Yield: 18 biscuits
(These would be delicious with my Vegan Tempeh and Turnip Green Soup!)
These savory biscuits will be a welcome addition to your breadbasket any time an easy, but extra-special, bread is the order of the day…or night!
With a can of white beans in the pantry, but not in the mood for anything I could think of to make with them—and craving some comfort food due to gray, drizzly weather—I set about brainstorming. I love sweet potato biscuits and it occurred to me that pureed white beans would be a very similar consistency to mashed sweet potato.
So I jumped online hoping that I wouldn’t find that someone had beaten me to the punch. I may have missed something, but all I could find were recipes for white bean cookies and cakes. Eureka!
To create my dough, I combined recipes for my favorite vegan biscuits and a recipe for sweet potato biscuits, though I think the latter can be a bit too heavy. So I manipulated the proportions a bit. The results are meltingly tender and the biscuits pull apart in luscious flaky layers! I attribute this, in part, to the inclusion of both vegetable shortening and (vegan) butter—frozen!— but also to my folding method which mimics that of making puff pastry. Like folding a business letter, my method is much simpler than puff pastry, as no butter is distributed between the layers.
The rosemary butter topping is optional, but delicious, making these biscuits a to-die-for breakfast item or accompaniment to a meal. Be forewarned, though, they might overshadow the main dish!
1-15.5 ounce can white beans, rinsed and drained
2 cups unbleached all-purpose flour + about 5 tablespoons more (for rolling out)
1/4 teaspoon sea salt
1 tablespoon baking powder
1 teaspoon baking soda
3/4 cup unsweetened soymilk (or milk)
1/4 cup frozen vegetable shortening, cut into 1-inch chunks
1/4 cup frozen vegan butter, cut into 1-inch chunks + 3 additional tablespoons (or butter)
1 tablespoon finely chopped fresh rosemary
Preheat oven to 400 degrees. Place white beans in a food processor and process until smooth. Add 2 cups flour, sea salt, baking powder and baking soda. Pulse just until mixture is well combined. Add frozen shortening and 1/4 cup frozen butter, and pulse until uniformly distributed and about the size of small peas. Drizzle in soymilk and pulse a few more times until the dough comes together. Dough will be a bit sticky. (See below for hand-mixing directions.)
Dust a bread board or other pastry surface (including your countertop!) with a couple of tablespoons of flour, transfer dough onto it, and knead the flour into it, adding a couple more tablespoons as necessary. Dust board with about 1 tablespoon more flour if necessary and pat out dough into a rectangle about 3/4-inch thick. Fold like a business letter or puff pastry by folding in one short side 2/3 of the way across the surface, and then folding the opposite short side back across.
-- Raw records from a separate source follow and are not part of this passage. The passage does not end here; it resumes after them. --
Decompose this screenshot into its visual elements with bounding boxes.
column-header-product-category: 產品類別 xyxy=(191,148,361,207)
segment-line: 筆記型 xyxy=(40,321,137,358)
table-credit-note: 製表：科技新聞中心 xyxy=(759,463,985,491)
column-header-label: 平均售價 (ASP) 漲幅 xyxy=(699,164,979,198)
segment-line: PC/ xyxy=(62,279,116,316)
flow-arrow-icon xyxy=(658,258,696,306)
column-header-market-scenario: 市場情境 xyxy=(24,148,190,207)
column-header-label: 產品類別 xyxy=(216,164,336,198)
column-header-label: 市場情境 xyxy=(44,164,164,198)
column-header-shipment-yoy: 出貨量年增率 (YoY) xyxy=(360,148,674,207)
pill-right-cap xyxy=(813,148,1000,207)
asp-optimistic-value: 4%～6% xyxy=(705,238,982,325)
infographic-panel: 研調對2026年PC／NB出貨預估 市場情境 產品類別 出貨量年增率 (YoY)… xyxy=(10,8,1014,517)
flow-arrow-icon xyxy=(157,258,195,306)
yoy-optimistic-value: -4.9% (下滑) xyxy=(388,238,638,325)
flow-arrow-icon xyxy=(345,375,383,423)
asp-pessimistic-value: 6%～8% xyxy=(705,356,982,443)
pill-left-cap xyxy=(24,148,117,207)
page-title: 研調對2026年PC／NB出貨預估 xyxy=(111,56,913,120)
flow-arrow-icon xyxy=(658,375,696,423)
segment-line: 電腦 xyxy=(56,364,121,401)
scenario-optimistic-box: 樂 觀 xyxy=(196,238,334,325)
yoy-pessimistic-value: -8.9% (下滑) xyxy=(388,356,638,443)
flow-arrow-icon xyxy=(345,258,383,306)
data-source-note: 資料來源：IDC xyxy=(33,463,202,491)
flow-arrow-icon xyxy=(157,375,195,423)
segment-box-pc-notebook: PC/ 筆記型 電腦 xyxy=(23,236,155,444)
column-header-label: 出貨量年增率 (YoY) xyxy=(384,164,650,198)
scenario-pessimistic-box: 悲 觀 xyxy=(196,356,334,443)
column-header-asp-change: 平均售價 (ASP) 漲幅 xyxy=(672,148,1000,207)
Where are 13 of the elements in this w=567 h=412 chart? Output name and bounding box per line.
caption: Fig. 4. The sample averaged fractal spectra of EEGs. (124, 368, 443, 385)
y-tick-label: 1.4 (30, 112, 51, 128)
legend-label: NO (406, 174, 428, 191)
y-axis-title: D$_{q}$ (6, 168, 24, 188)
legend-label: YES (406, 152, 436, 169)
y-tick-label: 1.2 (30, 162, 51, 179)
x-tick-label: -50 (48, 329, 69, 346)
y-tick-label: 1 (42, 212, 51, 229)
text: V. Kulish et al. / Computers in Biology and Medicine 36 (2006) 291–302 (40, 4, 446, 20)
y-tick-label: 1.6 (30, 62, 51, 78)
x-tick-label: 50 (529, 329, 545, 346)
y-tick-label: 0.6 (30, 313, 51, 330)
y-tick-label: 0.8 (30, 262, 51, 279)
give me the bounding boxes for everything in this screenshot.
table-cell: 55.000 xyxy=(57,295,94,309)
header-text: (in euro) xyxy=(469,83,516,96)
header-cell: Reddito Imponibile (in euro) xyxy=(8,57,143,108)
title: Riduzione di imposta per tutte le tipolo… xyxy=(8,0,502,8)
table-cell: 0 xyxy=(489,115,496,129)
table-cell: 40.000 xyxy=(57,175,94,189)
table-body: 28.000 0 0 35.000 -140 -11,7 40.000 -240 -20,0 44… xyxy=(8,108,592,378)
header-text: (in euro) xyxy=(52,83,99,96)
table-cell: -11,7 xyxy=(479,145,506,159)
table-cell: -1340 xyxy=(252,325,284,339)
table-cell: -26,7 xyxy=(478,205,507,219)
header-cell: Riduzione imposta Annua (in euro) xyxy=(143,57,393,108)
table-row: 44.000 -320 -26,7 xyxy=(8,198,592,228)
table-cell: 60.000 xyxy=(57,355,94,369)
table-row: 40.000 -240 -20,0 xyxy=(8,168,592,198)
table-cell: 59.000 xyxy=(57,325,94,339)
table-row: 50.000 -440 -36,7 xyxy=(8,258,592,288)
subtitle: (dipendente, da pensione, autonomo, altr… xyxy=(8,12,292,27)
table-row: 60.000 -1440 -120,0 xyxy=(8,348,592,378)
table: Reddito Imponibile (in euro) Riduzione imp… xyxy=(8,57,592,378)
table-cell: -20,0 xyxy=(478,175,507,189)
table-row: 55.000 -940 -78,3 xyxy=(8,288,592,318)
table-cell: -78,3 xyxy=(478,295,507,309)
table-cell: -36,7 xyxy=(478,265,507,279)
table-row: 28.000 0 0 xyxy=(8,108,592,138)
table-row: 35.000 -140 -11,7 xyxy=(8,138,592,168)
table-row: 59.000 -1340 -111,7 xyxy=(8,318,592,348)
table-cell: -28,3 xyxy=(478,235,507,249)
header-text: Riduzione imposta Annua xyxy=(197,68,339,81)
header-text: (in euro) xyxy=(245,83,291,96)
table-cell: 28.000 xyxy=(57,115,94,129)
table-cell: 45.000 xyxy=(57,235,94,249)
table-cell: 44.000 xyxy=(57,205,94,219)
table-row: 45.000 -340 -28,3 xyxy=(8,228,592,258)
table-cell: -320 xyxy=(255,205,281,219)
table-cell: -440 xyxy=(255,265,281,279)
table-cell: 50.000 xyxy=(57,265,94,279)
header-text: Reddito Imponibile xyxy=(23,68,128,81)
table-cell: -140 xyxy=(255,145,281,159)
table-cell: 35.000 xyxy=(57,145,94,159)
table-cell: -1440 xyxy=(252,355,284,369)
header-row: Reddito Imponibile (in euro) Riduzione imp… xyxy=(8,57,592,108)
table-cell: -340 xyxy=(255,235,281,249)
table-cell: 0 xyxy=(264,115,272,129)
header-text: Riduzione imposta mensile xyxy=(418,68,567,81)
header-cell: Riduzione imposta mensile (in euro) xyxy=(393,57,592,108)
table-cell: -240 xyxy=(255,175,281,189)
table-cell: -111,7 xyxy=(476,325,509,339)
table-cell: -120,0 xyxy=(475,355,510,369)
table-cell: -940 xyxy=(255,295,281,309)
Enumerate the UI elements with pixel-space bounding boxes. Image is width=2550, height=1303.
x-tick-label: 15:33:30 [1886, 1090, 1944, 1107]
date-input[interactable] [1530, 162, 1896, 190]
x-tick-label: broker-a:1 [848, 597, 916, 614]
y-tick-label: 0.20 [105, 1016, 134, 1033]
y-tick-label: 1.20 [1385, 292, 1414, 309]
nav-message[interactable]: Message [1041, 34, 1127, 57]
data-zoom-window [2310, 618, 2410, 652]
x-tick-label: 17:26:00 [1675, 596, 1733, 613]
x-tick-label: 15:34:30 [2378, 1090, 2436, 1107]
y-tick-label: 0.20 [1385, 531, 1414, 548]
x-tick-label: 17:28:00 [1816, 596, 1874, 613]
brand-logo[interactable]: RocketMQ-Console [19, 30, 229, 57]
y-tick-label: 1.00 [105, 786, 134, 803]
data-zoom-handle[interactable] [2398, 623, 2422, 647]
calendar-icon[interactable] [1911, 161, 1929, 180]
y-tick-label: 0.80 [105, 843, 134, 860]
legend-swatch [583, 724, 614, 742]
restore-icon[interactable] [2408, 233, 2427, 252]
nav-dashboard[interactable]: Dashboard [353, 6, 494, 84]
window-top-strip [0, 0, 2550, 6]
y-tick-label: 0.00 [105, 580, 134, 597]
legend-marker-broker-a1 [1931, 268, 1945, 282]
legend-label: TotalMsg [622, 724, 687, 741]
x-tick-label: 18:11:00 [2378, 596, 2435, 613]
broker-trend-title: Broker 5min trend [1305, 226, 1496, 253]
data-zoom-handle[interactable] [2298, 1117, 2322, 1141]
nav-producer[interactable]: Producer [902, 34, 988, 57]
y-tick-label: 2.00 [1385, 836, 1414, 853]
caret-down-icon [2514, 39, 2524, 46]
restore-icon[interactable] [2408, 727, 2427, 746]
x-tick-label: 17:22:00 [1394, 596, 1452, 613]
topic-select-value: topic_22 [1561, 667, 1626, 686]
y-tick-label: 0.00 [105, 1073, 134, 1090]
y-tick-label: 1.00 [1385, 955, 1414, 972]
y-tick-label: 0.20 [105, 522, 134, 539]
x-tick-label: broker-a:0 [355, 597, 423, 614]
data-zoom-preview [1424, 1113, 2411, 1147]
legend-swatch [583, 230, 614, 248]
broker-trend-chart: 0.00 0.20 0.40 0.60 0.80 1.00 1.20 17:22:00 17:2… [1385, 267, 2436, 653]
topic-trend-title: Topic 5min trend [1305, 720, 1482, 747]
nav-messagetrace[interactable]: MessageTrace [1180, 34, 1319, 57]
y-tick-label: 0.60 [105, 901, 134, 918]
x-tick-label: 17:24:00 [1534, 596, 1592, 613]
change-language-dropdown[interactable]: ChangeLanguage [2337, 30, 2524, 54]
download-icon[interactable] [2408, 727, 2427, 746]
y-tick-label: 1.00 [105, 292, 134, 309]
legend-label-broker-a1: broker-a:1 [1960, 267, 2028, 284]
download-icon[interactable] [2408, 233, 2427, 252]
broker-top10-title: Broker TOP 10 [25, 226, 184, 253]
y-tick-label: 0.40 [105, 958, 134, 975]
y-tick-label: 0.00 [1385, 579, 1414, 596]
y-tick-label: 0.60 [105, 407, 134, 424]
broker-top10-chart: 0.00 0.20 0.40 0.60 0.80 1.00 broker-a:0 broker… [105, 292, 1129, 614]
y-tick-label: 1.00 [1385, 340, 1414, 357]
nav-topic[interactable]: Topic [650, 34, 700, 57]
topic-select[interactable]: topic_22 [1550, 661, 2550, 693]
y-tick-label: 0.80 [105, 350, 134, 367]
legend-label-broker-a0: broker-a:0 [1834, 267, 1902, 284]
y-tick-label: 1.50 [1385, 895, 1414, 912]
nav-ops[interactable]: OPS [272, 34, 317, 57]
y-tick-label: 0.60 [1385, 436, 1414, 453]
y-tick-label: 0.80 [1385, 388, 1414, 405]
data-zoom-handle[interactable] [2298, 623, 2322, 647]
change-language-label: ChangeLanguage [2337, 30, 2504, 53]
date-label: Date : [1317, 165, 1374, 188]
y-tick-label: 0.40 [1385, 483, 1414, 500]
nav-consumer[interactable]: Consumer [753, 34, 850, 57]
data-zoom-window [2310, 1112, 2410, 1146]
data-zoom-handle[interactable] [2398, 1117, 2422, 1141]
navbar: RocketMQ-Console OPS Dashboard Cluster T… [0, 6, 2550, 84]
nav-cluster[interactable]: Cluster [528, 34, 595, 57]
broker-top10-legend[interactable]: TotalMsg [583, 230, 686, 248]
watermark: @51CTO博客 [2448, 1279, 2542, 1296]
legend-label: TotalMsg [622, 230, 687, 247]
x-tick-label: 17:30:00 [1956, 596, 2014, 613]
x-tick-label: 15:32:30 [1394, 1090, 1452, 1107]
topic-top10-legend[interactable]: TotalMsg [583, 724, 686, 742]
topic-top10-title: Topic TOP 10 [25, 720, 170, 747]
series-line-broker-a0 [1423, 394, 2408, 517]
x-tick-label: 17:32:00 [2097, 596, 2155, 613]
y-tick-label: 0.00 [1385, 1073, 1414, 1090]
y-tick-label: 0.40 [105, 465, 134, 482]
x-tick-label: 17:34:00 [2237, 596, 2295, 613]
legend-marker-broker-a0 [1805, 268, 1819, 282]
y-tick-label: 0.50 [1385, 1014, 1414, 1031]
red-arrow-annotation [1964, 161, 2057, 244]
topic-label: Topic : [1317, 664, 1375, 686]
Pat out the dough into a 3/4-inch thick rectangle again, turn a quarter turn and repeat the folds. Repeat the entire folding and patting process about 4 times. After patting out the dough for the last time, cut with a 2-inch biscuit or cookie cutter, gently combining and re-rolling scraps.
Meanwhile, melt the remaining 3 tablespoons of butter in a large cast-iron skillet. Pour off all but about a tablespoon and reserve in a small cup or bowl. Add chopped rosemary to the reserved butter and set aside. Lay each biscuit into the skillet and then flip it in order to butter both sides, leaving each biscuit in the skillet and placing them close together. Bake for 12 minutes, brush the tops with reserved rosemary butter, and bake for an additional 3 minutes. Serve immediately. Store leftovers in an airtight container in the refrigerator. Reheat for a few minutes at 350 degrees, wrapped in foil.
Hand-mixing directions: if you prefer to mix the dough by hand, mash the beans with a potato masher until smooth. Then spray a box grater with non-stick spray and grate both the shortening and the butter into the flour mixture so that it is still very cold when you incorporate it. As you fold and pat the dough, be sure not to let the warmth of your hands melt the frozen shortening and butter.
Serving note: if you were admiring the “bread bag” in the photo, all of the credit belongs to Emily Crell, owner of the former Forbidden City in VA Beach. She made some out of solid fabric for her daughter and son-in-law’s new restaurant, Braise, (in partnership with Chef Bobby Huber) and when I admired them, she made me a set of four “just because.” What is so ingenious about the design is a little flat removable pouch filled with dried rice that sits at the bottom. You simply remove it, heat it in the microwave for a couple of minutes, replace, and pile breads or biscuits on top to stay warm at the table. Just as remarkable is the fact that she has never seen our house nor asked about color and style, yet she picked a mid-century modern-inspired pattern (my favorite period in design) in the exact palette of our home!